Scientists have studied spruce beetle outbreaks in U.S. national forests, comparing areas that were left alone to areas that were logged, said Six.

“And the ones that basically were left alone are recovering much faster.”

Thousands of dollars are now being spent on “snag management” across U.S. western states in order to save bird populations whose habitat has been destroyed by clear-cut logging, Six points out.

Snags — dead or dying standing trees, often missing their tops — are used by woodpeckers and other birds for nesting.

A recent survey of more than 500 bird species in Canada and the U.S. found that more than three billion birds have been lost since 1970.

“We’re losing birds so fast we’ve got to get some of these things back,” Six says.

The U.S. forest service is now finding ways to damage big trees so they will rot faster and provide nesting habitat and insect food sources eliminated by clear-cut logging.

“And as a wonderful side effect of getting back your bird species you help manage your insect pests,” Six says.

Leaving trees helps wildlife and future timber supply

Rea says the swath of red across interior forests attacked by the spruce beetle creates the impression that the forest is dead, especially from the air.

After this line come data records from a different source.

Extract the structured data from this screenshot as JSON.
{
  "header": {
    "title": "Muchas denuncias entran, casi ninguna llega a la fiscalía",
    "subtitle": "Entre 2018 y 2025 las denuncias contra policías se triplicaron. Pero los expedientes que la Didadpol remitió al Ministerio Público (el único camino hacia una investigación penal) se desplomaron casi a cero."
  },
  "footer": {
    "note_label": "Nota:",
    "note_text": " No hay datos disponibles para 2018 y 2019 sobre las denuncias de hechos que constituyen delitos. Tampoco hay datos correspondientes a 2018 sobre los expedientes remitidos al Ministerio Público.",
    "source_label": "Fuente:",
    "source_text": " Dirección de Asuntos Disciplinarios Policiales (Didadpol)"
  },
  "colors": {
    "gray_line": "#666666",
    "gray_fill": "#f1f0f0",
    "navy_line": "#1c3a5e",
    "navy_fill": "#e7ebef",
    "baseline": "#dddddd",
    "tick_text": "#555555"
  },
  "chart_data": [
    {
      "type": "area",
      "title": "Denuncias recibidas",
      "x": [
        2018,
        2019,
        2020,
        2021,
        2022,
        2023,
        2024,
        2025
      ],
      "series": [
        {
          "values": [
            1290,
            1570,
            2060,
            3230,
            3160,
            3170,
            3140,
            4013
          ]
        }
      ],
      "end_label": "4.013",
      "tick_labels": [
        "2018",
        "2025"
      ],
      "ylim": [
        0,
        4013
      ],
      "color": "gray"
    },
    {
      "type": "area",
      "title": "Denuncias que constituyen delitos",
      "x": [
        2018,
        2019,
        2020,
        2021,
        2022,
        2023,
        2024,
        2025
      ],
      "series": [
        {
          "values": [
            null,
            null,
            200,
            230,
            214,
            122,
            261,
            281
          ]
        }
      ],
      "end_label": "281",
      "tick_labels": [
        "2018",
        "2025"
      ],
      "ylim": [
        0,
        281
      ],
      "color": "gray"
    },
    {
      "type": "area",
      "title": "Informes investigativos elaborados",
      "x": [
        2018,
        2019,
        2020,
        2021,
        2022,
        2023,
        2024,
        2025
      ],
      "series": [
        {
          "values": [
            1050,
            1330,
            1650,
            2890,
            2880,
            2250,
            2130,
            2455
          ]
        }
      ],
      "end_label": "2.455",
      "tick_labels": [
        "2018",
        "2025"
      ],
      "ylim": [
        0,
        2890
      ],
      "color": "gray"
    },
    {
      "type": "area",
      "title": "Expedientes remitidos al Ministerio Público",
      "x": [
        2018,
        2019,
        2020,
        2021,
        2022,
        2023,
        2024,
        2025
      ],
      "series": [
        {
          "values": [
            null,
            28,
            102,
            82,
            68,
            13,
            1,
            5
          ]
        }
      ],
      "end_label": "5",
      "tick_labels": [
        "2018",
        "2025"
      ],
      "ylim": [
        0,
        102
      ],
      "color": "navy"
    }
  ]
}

“But as soon as you get under that spruce crown there’s a lot of life in many of these forest stands … I don’t think we should say, ‘the overstory trees are dead, we need to clear the whole thing,’ ” Rea says.

“Every single tree that you can leave standing, even it it’s a little teeny willow or a subapline fir, if it’s got leaves on it or it’s got needles on it and it can soak up carbon, let it do that.”

Instead of piling up wood waste from clear-cutting and burning it, contributing to greenhouse gas emissions, leaving it on the ground would create habitat for wildlife such as voles, mice, shrews and salamanders, which in turn feed other wildlife that themselves perform important ecosystem services, Rea says.

Leaving behind more trees not only retains biodiversity and ecosystem services but it also nurtures secondary stand structure that can help meet mid-term timber supply needs, Rea says.

“We’re knocking down a lot of trees that end up in burn piles and, if left standing, in 20 or 30 years could be on their way to the sawmill.”